Electronic Code Book, often abbreviated to
ECB, is a mode of operation used with
block ciphers. Block ciphers, such as
DES or
Blowfish, encrypt a block of
plaintext, usually 64-bits in length, into a block of
ciphertext of the same length.
In ECB mode, each block of plaintext will, given one particular key, always be encrypted into the same ciphertext. Thus, you could have a code book to map each ciphertext block into its plaintext equivalent. Of course, you need a separate code book for each key.
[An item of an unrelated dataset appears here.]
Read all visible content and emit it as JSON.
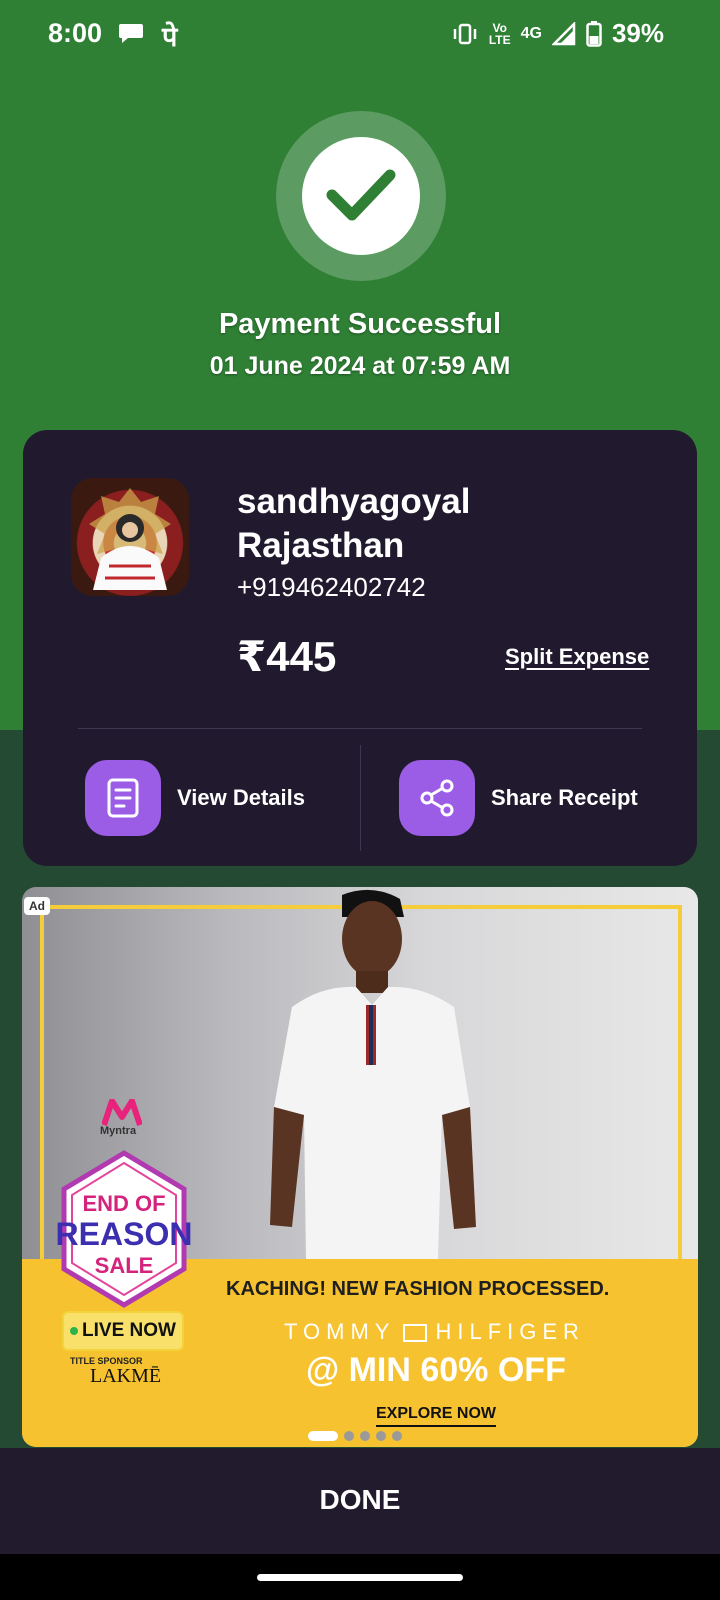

ECB can be considered the default mode for block ciphers; other modes take additional steps so that plaintext will be encrypted differently depending on where it appears in a stream.
ECB is not a good choice for computer encryption. It might make sense if you are doing decryption by hand, but ECB makes any algorithm highly suseptible to dictionary attacks. An eavesdropper can just as easily build his or her own code book and guess at the plaintext based on frequencies; I'm no cryptographer, but I'm sure there are lots of more sophisticated attacks, too.
Some situations where ECB might be useful are:
- where the encryption or decryption of blocks need to be parallelized
- where an unreliable transport (e.g. UDP) is being used, and the plaintext needs be recoverable even if a block is lost
Even in these situations, techniques like
salting the data or chaining off a counter are recommended.
The most common alternative to ECB mode is Cipher Block Chaining, which adds information from the previous block into the encyption of a block. This in turn means that the same plaintext will have different ciphertext at different points within the stream.